Fig. 3.. Hodor is a zinc-gated chloride channel that controls dietary zinc preference and lysosomal functions.

a, Predicted pentameric complex; one monomer shown in blue. b, Left: only oocytes injected with Hodor respond to zinc. Middle graph: current-voltage (I-V) of zinc-activated currents. Right: zinc dose response (estimated EC50: 75.20μM, 95% confidence interval 58.63–94.65μM). c, Increased intracellular chloride (decreased 458nm/543nm ClopHensor ratio) in interstitial cells of L1 hodor mutants (20mM controls, 64mM in hodor mutants, calibration in Extended Data Fig. 6h). Representative 458nm images are shown. d, Zinc supplementation of a low-yeast diet increases food intake in controls, but not hodor mutants. e, Controls (but not hodor mutants) develop a preference (positive values) for a zinc-supplemented low-yeast diet, significant after 45h. ZnCl₂ was used (ZnSO₄ also elicited preference, not shown). f, Hodor is enriched on the apical (luminal) side of interstitial cells: on the brush border (arrow, phalloidin-positive) and intracellularly. g, h, A subpopulation of compartments positive for Lysotracker (g) and Lamp1-mCherry (h) co-express Hodor in interstitial cells (larvae were starved for 4h for improved lysosomal visualisation). i, A GFP-mCherry-Atg8a reporter reveals increased production of mCherry-positive autophagic punctae in interstitial cells; some are positive for GFP (normally quenched under acidic conditions). Single confocal slices for each channel are shown below. j, k, Knockdown of V-ATPase complex subunits from interstitial cells (hodor-Gal4) but not from other enterocytes (R2R4-Gal4) delays pupariation (j) and/or reduces food intake (k).
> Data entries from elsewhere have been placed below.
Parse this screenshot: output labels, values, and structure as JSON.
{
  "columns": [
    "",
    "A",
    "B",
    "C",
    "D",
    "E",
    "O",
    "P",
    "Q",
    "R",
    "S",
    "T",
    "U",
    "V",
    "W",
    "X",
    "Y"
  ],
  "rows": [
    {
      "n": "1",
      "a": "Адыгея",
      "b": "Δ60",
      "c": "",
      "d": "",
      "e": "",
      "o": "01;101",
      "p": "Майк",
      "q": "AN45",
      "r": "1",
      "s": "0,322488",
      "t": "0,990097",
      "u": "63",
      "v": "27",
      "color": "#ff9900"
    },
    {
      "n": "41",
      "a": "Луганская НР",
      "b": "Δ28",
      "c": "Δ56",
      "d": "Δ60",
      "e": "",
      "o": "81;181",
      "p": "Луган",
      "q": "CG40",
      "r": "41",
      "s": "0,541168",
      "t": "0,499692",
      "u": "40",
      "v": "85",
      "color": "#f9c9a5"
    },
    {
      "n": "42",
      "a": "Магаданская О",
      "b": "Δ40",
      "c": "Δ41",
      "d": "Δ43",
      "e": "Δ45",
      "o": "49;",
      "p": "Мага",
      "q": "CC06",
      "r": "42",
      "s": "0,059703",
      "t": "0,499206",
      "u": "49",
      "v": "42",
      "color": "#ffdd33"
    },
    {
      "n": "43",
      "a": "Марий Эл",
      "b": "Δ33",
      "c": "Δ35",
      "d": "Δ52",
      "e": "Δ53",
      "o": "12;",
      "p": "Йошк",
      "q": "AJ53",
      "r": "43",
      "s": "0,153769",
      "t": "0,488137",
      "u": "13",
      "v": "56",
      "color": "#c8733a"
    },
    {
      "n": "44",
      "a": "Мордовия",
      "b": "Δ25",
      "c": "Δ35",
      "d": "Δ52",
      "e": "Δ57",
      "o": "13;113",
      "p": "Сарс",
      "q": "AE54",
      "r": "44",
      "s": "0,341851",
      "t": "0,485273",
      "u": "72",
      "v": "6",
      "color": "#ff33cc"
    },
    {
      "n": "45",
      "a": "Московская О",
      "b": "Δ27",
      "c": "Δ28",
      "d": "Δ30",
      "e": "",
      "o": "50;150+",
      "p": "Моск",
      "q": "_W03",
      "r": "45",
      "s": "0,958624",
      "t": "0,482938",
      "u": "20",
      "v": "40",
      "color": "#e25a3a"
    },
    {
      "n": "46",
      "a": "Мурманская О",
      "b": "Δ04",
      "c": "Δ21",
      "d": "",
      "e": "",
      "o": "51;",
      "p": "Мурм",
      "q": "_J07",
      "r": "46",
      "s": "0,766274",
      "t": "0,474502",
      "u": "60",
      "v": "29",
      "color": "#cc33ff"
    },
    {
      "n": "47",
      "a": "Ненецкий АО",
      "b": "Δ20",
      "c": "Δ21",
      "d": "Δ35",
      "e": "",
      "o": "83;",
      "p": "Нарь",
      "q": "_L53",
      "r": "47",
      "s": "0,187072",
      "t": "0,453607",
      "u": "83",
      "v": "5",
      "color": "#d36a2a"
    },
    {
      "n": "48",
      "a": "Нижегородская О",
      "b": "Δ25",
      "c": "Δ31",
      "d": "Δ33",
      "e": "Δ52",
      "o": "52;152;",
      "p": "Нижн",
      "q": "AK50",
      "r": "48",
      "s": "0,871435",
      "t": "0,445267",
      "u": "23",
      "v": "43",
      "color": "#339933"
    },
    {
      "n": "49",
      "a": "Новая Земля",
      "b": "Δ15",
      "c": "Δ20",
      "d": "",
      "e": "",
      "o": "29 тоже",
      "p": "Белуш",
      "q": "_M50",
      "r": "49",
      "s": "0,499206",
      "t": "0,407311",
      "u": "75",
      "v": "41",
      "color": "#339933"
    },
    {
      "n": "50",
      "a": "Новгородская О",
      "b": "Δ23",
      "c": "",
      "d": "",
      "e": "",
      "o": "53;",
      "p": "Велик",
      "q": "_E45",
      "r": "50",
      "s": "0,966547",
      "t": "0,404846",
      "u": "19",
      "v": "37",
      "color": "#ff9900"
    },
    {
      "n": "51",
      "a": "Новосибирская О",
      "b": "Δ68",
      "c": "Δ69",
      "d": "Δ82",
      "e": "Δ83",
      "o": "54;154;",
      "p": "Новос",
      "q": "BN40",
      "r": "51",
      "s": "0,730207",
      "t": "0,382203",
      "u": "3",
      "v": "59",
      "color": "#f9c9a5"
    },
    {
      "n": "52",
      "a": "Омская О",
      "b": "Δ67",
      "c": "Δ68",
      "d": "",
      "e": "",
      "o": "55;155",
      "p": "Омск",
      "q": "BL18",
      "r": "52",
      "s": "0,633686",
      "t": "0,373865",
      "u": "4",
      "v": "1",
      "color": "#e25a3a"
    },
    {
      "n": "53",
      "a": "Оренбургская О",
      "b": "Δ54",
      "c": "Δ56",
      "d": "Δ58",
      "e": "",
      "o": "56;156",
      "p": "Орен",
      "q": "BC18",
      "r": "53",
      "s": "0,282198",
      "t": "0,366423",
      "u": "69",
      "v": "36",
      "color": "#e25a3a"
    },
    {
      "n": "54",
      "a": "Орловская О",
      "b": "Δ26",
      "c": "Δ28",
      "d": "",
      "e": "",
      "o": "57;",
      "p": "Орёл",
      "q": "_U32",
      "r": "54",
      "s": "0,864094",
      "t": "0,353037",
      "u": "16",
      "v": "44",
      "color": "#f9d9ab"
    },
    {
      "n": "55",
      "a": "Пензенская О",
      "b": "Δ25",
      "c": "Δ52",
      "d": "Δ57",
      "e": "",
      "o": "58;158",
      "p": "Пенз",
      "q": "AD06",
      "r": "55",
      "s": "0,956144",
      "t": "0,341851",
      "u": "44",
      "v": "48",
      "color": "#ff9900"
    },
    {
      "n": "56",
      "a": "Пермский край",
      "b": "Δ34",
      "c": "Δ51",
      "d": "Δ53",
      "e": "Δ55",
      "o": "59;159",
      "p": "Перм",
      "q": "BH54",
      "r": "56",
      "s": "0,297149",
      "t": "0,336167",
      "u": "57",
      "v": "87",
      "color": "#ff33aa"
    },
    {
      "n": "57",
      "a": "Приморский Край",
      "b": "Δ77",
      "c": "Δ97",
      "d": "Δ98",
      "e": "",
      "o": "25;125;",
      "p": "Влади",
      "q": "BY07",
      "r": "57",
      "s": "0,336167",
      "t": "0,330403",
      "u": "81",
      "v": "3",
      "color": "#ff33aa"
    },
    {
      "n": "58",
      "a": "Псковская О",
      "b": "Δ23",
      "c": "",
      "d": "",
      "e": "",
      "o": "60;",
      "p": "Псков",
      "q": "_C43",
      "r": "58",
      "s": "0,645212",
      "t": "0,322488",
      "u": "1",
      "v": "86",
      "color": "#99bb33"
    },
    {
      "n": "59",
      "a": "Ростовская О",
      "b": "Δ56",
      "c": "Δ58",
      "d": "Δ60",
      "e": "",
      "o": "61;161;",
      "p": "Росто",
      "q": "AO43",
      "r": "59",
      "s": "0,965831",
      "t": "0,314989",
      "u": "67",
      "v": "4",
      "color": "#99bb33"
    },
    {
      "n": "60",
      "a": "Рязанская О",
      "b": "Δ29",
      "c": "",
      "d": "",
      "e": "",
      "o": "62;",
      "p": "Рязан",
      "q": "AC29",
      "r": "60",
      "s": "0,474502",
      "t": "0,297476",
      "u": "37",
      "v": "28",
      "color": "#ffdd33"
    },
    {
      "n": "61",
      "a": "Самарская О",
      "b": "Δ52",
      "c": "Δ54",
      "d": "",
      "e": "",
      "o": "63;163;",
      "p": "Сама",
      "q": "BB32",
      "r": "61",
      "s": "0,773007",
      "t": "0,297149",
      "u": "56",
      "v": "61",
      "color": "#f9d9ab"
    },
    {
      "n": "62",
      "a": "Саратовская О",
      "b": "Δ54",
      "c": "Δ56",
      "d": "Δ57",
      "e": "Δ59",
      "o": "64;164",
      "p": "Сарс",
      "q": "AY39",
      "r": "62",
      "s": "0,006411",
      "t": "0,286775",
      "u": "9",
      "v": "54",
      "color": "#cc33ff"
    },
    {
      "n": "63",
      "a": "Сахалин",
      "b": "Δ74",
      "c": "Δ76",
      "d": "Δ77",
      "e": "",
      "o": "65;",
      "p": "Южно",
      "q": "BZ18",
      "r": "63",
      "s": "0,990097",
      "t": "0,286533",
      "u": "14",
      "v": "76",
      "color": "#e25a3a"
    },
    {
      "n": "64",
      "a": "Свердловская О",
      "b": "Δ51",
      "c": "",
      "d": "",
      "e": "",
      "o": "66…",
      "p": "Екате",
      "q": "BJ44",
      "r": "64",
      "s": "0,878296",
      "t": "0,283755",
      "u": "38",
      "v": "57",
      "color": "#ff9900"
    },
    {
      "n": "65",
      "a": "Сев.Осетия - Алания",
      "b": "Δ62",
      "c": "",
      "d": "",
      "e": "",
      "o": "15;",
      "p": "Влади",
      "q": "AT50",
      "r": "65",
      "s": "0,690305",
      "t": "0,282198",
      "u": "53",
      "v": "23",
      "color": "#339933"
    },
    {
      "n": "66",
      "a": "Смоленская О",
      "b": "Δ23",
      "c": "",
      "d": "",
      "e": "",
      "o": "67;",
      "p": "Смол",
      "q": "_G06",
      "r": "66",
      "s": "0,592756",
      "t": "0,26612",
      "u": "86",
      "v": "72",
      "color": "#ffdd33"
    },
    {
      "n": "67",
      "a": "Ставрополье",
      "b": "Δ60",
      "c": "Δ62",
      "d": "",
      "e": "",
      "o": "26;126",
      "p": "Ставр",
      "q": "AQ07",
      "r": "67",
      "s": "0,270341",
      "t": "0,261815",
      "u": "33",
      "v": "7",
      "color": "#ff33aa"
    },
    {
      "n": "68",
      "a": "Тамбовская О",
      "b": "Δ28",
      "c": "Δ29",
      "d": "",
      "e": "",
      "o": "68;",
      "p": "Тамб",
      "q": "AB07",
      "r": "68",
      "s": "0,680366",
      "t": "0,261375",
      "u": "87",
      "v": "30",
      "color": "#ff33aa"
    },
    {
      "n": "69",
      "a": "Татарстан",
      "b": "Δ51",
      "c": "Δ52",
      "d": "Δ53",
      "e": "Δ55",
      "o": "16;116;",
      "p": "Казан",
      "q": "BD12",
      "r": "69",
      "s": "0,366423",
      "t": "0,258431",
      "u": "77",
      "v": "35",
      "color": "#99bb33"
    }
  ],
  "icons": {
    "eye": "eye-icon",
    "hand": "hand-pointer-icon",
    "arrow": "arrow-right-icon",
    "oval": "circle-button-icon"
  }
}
See Supplementary information for sample sizes and full genotypes. Mann Whitney U tests or ordinary one-way ANOVA with Tukey post-hoc tests were used for two-group or more than two group comparisons, respectively. Significance values: p< 0.05 *, p< 0.01 **, p< 0.001 ***. Box plots: line, median; box, 75th–25th percentiles; whiskers, minimum to maximum. Some images were false-coloured for consistency. N: nucleus. Scale bars: e, 30μm; f, g and h, 10μm; i, j and k, 30μm: l, 50μm.